Let $R$ be a Noetherian ring. How can one prove that the ring of the formal power series $R[[x]]$ is again a Noetherian ring?
It is well-known that the ring of polynomials $R[x]$ is Noetherian. I try imitating the standard proof of the fact by replacing "leading coefficients" by "lowest coefficients", but it does not work.
Step 1: Let $f\in R[[x]]$ such that the constant term of $f$ is a unit. Then $f$ is a unit. It's an easy exercise to construct $f^{-1}$ term-by-term.

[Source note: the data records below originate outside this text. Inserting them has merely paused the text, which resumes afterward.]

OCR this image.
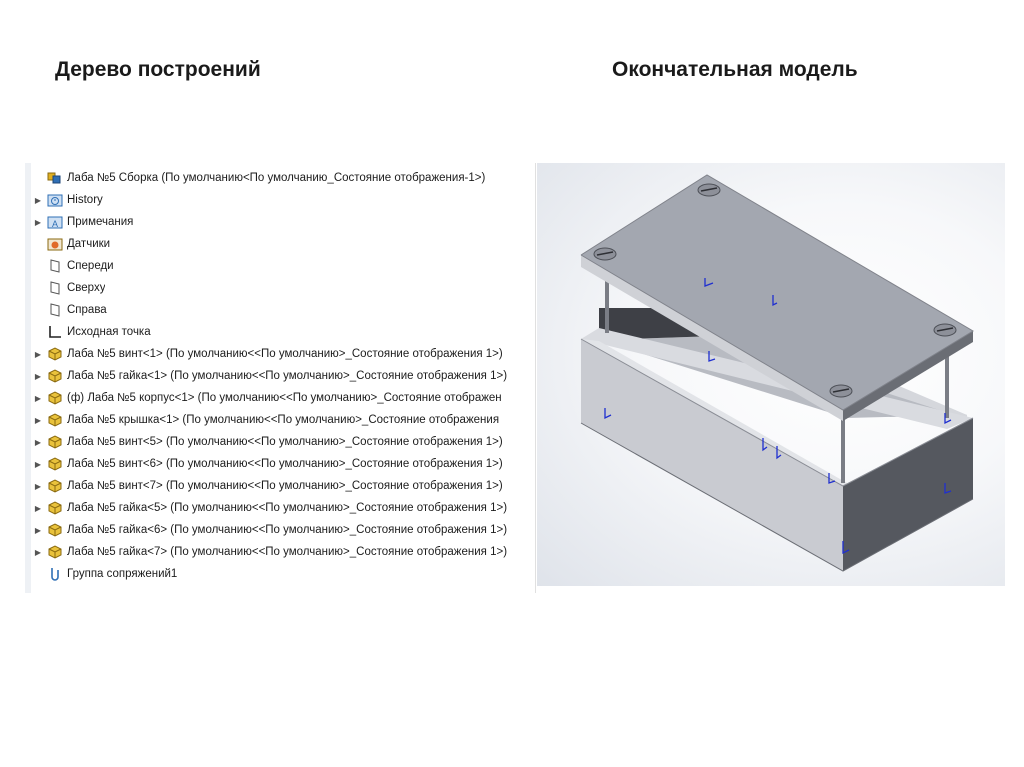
Дерево построений	Окончательная модель
Лаба №5 Сборка (По умолчанию<По умолчанию_Состояние отображения-1>)
▶ History
▶ A Примечания
Датчики
Спереди
Сверху
Справа
Исходная точка
▶ Лаба №5 винт<1> (По умолчанию<<По умолчанию>_Состояние отображения 1>)
▶ Лаба №5 гайка<1> (По умолчанию<<По умолчанию>_Состояние отображения 1>)
▶ (ф) Лаба №5 корпус<1> (По умолчанию<<По умолчанию>_Состояние отображен
▶ Лаба №5 крышка<1> (По умолчанию<<По умолчанию>_Состояние отображения
▶ Лаба №5 винт<5> (По умолчанию<<По умолчанию>_Состояние отображения 1>)
▶ Лаба №5 винт<6> (По умолчанию<<По умолчанию>_Состояние отображения 1>)
▶ Лаба №5 винт<7> (По умолчанию<<По умолчанию>_Состояние отображения 1>)
▶ Лаба №5 гайка<5> (По умолчанию<<По умолчанию>_Состояние отображения 1>)
▶ Лаба №5 гайка<6> (По умолчанию<<По умолчанию>_Состояние отображения 1>)
▶ Лаба №5 гайка<7> (По умолчанию<<По умолчанию>_Состояние отображения 1>)
Группа сопряжений1
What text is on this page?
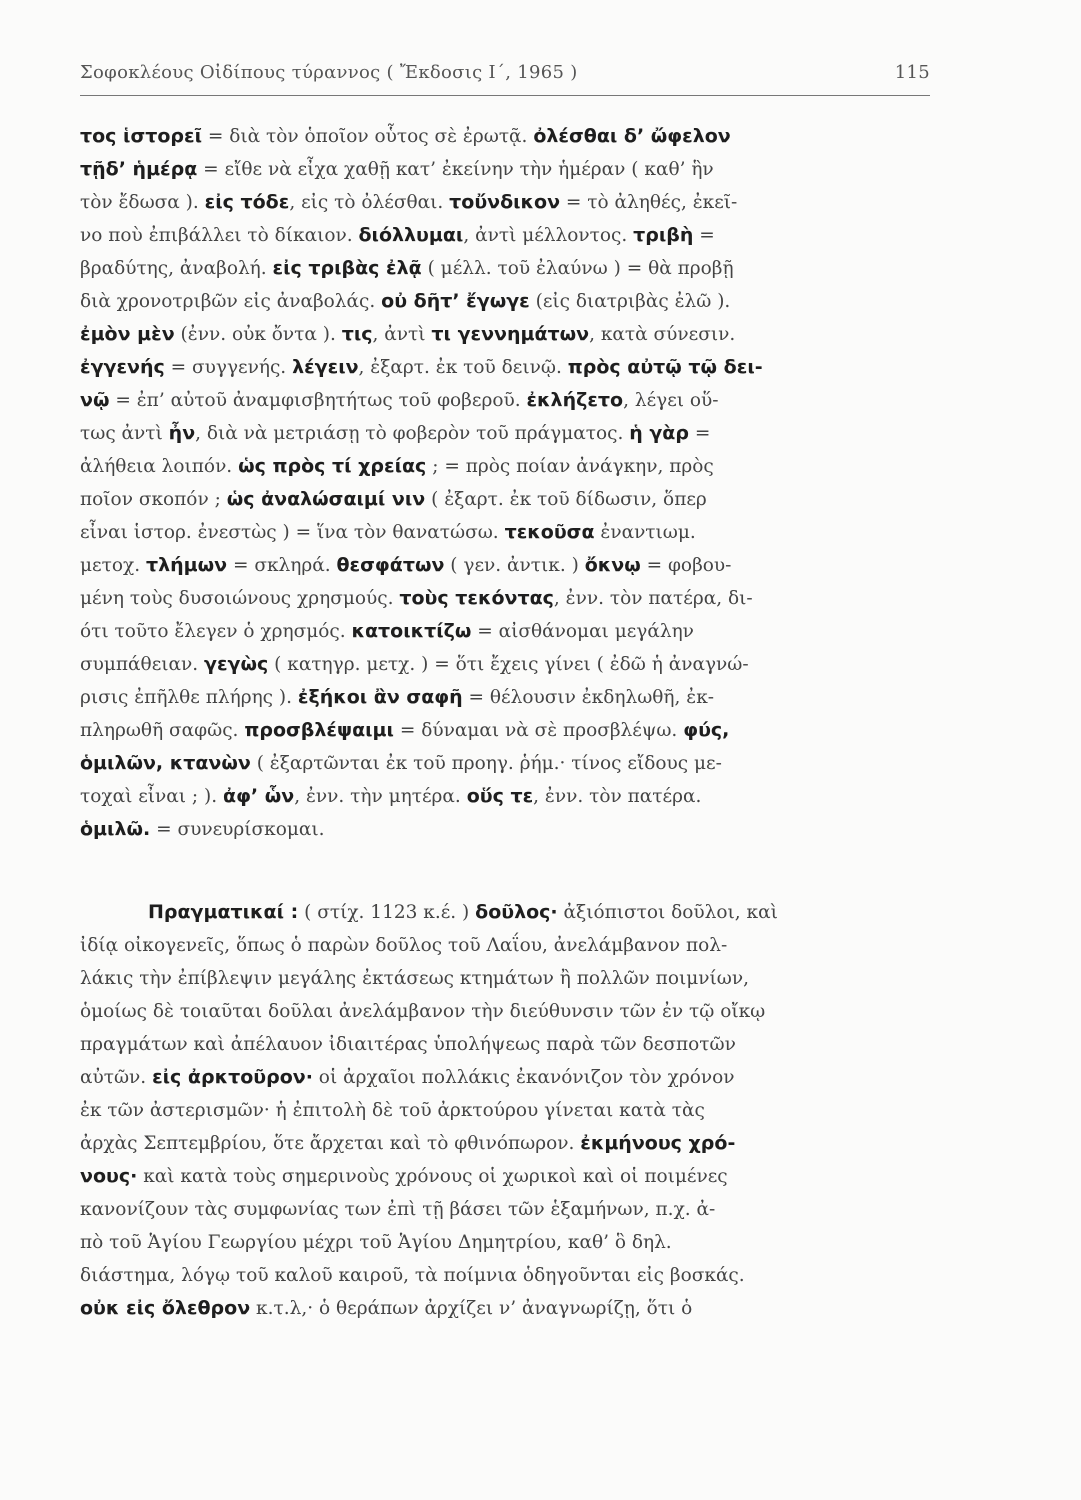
Σοφοκλέους Οἰδίπους τύραννος ( Ἔκδοσις Ι΄, 1965 )	115
τος ἱστορεῖ = διὰ τὸν ὁποῖον οὗτος σὲ ἐρωτᾷ. ὀλέσθαι δ’ ὤφελον
τῇδ’ ἡμέρᾳ = εἴθε νὰ εἶχα χαθῇ κατ’ ἐκείνην τὴν ἡμέραν ( καθ’ ἣν
τὸν ἔδωσα ). εἰς τόδε, εἰς τὸ ὀλέσθαι. τοὔνδικον = τὸ ἀληθές, ἐκεῖ-
νο ποὺ ἐπιβάλλει τὸ δίκαιον. διόλλυμαι, ἀντὶ μέλλοντος. τριβὴ =
βραδύτης, ἀναβολή. εἰς τριβὰς ἐλᾷ ( μέλλ. τοῦ ἐλαύνω ) = θὰ προβῇ
διὰ χρονοτριβῶν εἰς ἀναβολάς. οὐ δῆτ’ ἔγωγε (εἰς διατριβὰς ἐλῶ ).
ἐμὸν μὲν (ἐνν. οὐκ ὄντα ). τις, ἀντὶ τι γεννημάτων, κατὰ σύνεσιν.
ἐγγενής = συγγενής. λέγειν, ἐξαρτ. ἐκ τοῦ δεινῷ. πρὸς αὐτῷ τῷ δει-
νῷ = ἐπ’ αὐτοῦ ἀναμφισβητήτως τοῦ φοβεροῦ. ἐκλήζετο, λέγει οὕ-
τως ἀντὶ ἦν, διὰ νὰ μετριάσῃ τὸ φοβερὸν τοῦ πράγματος. ἡ γὰρ =
ἀλήθεια λοιπόν. ὡς πρὸς τί χρείας ; = πρὸς ποίαν ἀνάγκην, πρὸς
ποῖον σκοπόν ; ὡς ἀναλώσαιμί νιν ( ἐξαρτ. ἐκ τοῦ δίδωσιν, ὅπερ
εἶναι ἱστορ. ἐνεστὼς ) = ἵνα τὸν θανατώσω. τεκοῦσα ἐναντιωμ.
μετοχ. τλήμων = σκληρά. θεσφάτων ( γεν. ἀντικ. ) ὄκνῳ = φοβου-
μένη τοὺς δυσοιώνους χρησμούς. τοὺς τεκόντας, ἐνν. τὸν πατέρα, δι-
ότι τοῦτο ἔλεγεν ὁ χρησμός. κατοικτίζω = αἰσθάνομαι μεγάλην
συμπάθειαν. γεγὼς ( κατηγρ. μετχ. ) = ὅτι ἔχεις γίνει ( ἐδῶ ἡ ἀναγνώ-
ρισις ἐπῆλθε πλήρης ). ἐξήκοι ἂν σαφῆ = θέλουσιν ἐκδηλωθῆ, ἐκ-
πληρωθῆ σαφῶς. προσβλέψαιμι = δύναμαι νὰ σὲ προσβλέψω. φύς,
ὁμιλῶν, κτανὼν ( ἐξαρτῶνται ἐκ τοῦ προηγ. ῥήμ.· τίνος εἴδους με-
τοχαὶ εἶναι ; ). ἀφ’ ὧν, ἐνν. τὴν μητέρα. οὕς τε, ἐνν. τὸν πατέρα.
ὁμιλῶ. = συνευρίσκομαι.
Πραγματικαί : ( στίχ. 1123 κ.έ. ) δοῦλος· ἀξιόπιστοι δοῦλοι, καὶ
ἰδίᾳ οἰκογενεῖς, ὅπως ὁ παρὼν δοῦλος τοῦ Λαΐου, ἀνελάμβανον πολ-
λάκις τὴν ἐπίβλεψιν μεγάλης ἐκτάσεως κτημάτων ἢ πολλῶν ποιμνίων,
ὁμοίως δὲ τοιαῦται δοῦλαι ἀνελάμβανον τὴν διεύθυνσιν τῶν ἐν τῷ οἴκῳ
πραγμάτων καὶ ἀπέλαυον ἰδιαιτέρας ὑπολήψεως παρὰ τῶν δεσποτῶν
αὐτῶν. εἰς ἀρκτοῦρον· οἱ ἀρχαῖοι πολλάκις ἐκανόνιζον τὸν χρόνον
ἐκ τῶν ἀστερισμῶν· ἡ ἐπιτολὴ δὲ τοῦ ἀρκτούρου γίνεται κατὰ τὰς
ἀρχὰς Σεπτεμβρίου, ὅτε ἄρχεται καὶ τὸ φθινόπωρον. ἐκμήνους χρό-
νους· καὶ κατὰ τοὺς σημερινοὺς χρόνους οἱ χωρικοὶ καὶ οἱ ποιμένες
κανονίζουν τὰς συμφωνίας των ἐπὶ τῇ βάσει τῶν ἑξαμήνων, π.χ. ἀ-
πὸ τοῦ Ἁγίου Γεωργίου μέχρι τοῦ Ἁγίου Δημητρίου, καθ’ ὃ δηλ.
διάστημα, λόγῳ τοῦ καλοῦ καιροῦ, τὰ ποίμνια ὁδηγοῦνται εἰς βοσκάς.
οὐκ εἰς ὄλεθρον κ.τ.λ,· ὁ θεράπων ἀρχίζει ν’ ἀναγνωρίζῃ, ὅτι ὁ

Step 2: Show that if $I$ is an ideal, the set of coefficients of lowest nonzero terms of elements of $I$ is an ideal of $R$.
Step 3: Consider an ascending chain of ideal. $I_1\subset I_2\subset\ldots$, and let $J_1\subset J_2\subset\ldots$ be the corresponding chain of ideals in $R$, where $J_i$ is the ideal of coefficients of lowest nonzero terms of elements of $I_i$.
Step 4: $J_1\subset J_2\subset\ldots$ can only be strict inclusion at finitely many places. The only other way to have strict inclusion in $I_1\subset I_2\subset\ldots$ is via the lowest degree in $x$ of nonzero terms, which can only decrease finitely many times.
Hilbert's basis theorem can be adapted for formal power series. I found a .pdf on the internet that describes the process well, if you look at section 8.2.3: here.
Basically, you simply replace the degree of the polynomial with the lowest degree in the power series.
If $f\in R[[x]]$, we write $o(f)$ for the degree of the first nonzero term of $f$ and $c(f)$ for the first nonzero coefficient of $f$. Let $I\subseteq R[[x]]$ be an ideal and let $$I_n=\{c(f):f\in I, o(f)=n\}\cup\{0\}.$$ Then each $I_n$ is an ideal in $R$ and $$I_0\subseteq I_1\subseteq I_2\subseteq\dots.$$ Since $R$ is Noetherian, there is some $N$ such that $I_n=I_N$ for all $n\geq N$. Also, each $I_n$ is finitely generated. So we can pick finitely many elements $a_1,\dots,a_m\in I$ which witness finite generating sets of $I_n$ for each $n\leq N$. Let $J$ be the ideal generated by $a_1,\dots,a_m$. Then for any $f\in I$, there exists $g\in J$ such that $o(f)=o(g)$ and $c(f)=c(g)$ (if $o(f)\leq N$ this is by definition of $J$, and if $o(f)>N$ this follows from the case $o(f)=N$ by multiplying by $x^{o(f)-N}$ since $I_{o(f)}=I_N$). In other words, we can match the first nonzero term of any element of $I$ with an element of $J$.
We now iterate this to realize an entire element of $I$ as an element of $J$. We start with $f=f_0\in I$ and pick $g_0\in J$ such that $o(g_0)=o(f_0)$ and $c(g_0)=c(f_0)$. Now let $f_1=f_0-g_0$; by our choice of $g_0$ we have $o(f_1)>o(f_0)$. Choose $g_1$ such that $o(g_1)=o(f_1)$ and $c(g_1)=c(f_1)$, and let $f_2=f_1-g_1$. Repeating this process, we get a sequence of elements $f_n\in I$ and $g_n\in J$ with $f_{n+1}=f_n-g_n$ and $o(f_n)=o(g_n)\geq n$ for each $n$. In particular, this implies $f_n\to 0$ in the $x$-adic topology so $\sum_n g_n$ converges to $f$. Moreover, if we write $g_n=\sum b_{in} a_i$, each coefficient $b_{in}$ is divisible by $x^{n-N}$ since $o(a_i)\leq N$ for each $i$ and $o(g_n)\geq n$. It follows that $\sum_n b_{in}$ converges for each $i$ and we can write $f=\sum g_n=\sum_i(\sum_n b_{in})a_i$. Thus $f\in J$. Since $f\in I$ was arbitrary, this means $I=J$ so $I$ is finitely generated.